Born in Pennsylvania in 1924, Lee Iacocca joined the Ford Motor Company in 1946. He rose rapidly, becoming president of Ford in 1970. Though Henry Ford II fired Iacocca in 1978, he was soon hired by the nearly bankrupt Chrysler Corporation. Within a few years Chrysler was showing record profits, and Iacocca was a national celebrity. He left Chrysler in 1992 but returned for an ad campaign in 2005.
Lido Anthony Iacocca, generally known as Lee Iacocca, was born to Italian immigrants Nicola and Antonietta in Allentown, Pennsylvania, on October 15, 1924. Iacocca suffered a serious bout of rheumatic fever as a child, and as a result he was found medically unfit for military service in World War II. During the war, he attended Lehigh University as an undergraduate. He then received a master's degree in engineering from Princeton University.

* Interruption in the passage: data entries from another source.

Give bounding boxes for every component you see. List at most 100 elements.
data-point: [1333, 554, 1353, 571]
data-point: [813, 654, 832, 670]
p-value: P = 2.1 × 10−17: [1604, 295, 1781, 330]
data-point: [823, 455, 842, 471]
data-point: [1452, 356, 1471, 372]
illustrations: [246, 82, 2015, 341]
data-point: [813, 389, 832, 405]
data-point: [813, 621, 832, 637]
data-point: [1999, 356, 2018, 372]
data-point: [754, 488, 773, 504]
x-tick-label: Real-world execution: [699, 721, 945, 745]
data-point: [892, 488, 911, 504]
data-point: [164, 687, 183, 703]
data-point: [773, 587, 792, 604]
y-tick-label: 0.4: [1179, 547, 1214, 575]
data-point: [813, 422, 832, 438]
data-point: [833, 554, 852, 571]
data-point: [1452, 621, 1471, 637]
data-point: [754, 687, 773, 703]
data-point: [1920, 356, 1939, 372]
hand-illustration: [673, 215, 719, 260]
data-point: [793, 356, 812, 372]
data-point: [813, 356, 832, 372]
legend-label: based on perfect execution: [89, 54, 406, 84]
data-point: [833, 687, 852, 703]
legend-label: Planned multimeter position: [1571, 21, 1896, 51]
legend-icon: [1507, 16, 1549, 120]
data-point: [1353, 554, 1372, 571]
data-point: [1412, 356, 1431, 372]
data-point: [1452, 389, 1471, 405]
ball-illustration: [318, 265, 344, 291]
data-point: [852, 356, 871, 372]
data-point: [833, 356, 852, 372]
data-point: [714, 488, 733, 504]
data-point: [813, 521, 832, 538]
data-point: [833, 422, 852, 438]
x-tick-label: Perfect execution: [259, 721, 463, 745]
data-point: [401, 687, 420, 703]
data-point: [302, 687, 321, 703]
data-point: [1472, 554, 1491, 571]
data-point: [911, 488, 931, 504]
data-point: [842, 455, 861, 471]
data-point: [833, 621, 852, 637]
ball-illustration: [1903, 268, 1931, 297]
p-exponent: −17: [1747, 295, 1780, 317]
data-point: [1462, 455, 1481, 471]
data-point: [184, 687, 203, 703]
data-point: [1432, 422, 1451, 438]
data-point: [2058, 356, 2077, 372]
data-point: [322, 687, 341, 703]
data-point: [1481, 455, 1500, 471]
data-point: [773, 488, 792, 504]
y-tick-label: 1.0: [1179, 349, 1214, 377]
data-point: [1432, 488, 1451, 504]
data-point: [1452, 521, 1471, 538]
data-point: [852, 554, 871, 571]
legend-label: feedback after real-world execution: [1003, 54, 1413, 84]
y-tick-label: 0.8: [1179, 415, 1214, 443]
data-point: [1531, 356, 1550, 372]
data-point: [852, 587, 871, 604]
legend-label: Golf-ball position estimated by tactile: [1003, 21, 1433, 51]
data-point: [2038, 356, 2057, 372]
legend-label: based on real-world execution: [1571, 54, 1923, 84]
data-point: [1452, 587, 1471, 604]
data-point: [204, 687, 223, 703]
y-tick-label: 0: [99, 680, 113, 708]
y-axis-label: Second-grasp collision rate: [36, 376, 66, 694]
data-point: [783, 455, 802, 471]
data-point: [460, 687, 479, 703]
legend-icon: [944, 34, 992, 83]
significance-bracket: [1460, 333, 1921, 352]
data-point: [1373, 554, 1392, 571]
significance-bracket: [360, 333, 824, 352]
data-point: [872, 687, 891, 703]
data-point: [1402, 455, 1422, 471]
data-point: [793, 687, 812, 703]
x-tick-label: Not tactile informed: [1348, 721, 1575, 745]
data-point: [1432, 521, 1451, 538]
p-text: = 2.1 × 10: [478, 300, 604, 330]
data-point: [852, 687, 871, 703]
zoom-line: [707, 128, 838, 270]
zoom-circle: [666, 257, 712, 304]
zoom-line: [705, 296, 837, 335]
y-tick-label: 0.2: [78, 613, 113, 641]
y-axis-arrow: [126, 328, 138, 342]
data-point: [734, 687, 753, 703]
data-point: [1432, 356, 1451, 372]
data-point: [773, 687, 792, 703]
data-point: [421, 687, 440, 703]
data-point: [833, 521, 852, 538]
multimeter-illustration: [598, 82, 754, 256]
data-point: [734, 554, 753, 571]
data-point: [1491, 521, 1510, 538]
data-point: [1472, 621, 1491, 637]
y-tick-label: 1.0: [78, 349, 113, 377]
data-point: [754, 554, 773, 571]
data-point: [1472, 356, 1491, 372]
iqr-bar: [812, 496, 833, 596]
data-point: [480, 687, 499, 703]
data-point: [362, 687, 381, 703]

"I was raised to give back. I was born to immigrant parents and was fortunate to become successful at an early age." - Lee Iacocca
Climbing the Ranks at Ford
Iacocca's engineering degree landed him a job at the Ford Motor Company in 1946. He soon left engineering for sales, where he excelled, then worked in product development. Iacocca also moved up the ranks at Ford, becoming a vice president and general manager of the Ford division by 1960. One of Iacocca’s accomplishments was helping to bring the iconic Mustang—an affordable, stylish sports car—to the market in 1964.
In 1970, Iacocca became Ford's president. However, the straight-talking Iacocca clashed with Henry Ford II, scion of the Ford family and chairman of the auto company. The tense relationship between the two led to Ford firing Iacocca in 1978.
A few months after leaving Ford, Iacocca was hired to head the Chrysler Corporation, which was then in such financial distress that it was in danger of bankruptcy. Under Iacocca's leadership, Chrysler received $1.5 billion in federal loan guarantees; at the time, it was the largest amount of government assistance that a private company had ever received. This gave Iacocca the breathing room he needed to revamp and streamline operations.
During Iacocca’s tenure, the popular minivan was added to the Chrysler vehicle lineup. Iacocca also served as a spokesman in television ads, promising anyone who test drove a Chrysler $50 if they ended up buying a similar car from a competitor. The company edged into profitability in 1981 and repaid its government loans in 1983, years ahead of schedule. In 1984, Chrysler made more than $2.4 billion, a record for the corporation.
Iacocca's success in turning Chrysler around made him a national celebrity. President Ronald Reagan asked him to help coordinate fundraising efforts for the restoration of Ellis Island and the Statue of Liberty. Two books written by Iacocca, his 1984 autobiography Iacocca and Talking Straight (1988), became best-sellers. He even made an appearance on the popular 1980s TV show Miami Vice.
Life After Chrysler
Iacocca retired from Chrysler in 1992. He was then able to devote more time to the Iacocca Family Foundation, a charity that supports diabetes research (Iacocca's first wife, Mary, suffered from diabetes and died from complications related to the disease).
"Philanthropy is now a big part of my life, with the Iacocca Foundation funding cutting-edge research to find a cure for diabetes." - Lee Iacocca
Iacocca also worked with Kirk Kerkorian on an attempted hostile takeover of Chrysler in the mid-1990s. Despite the thwarted takeover attempt, Iacocca resumed his role as a Chrysler pitchman in 2005, appearing in ads with Jason Alexander and Snoop Dogg. Iacocca's compensation for the commercials was sent to his foundation. He remains a booster for the U.S. car industry, though his frustration with both public and private leadership was the subject of his third book, Where Have All the Leaders Gone? (2007).
After losing his first wife in 1983, Iacocca married Peggy Johnson from 1986 to 1987. He had another short-lived marriage to Darrien Earle from 1991 to 1994. In his later years, he enjoys spending time with his two daughters, Kathryn and Lia, from his first marriage and his grandchildren.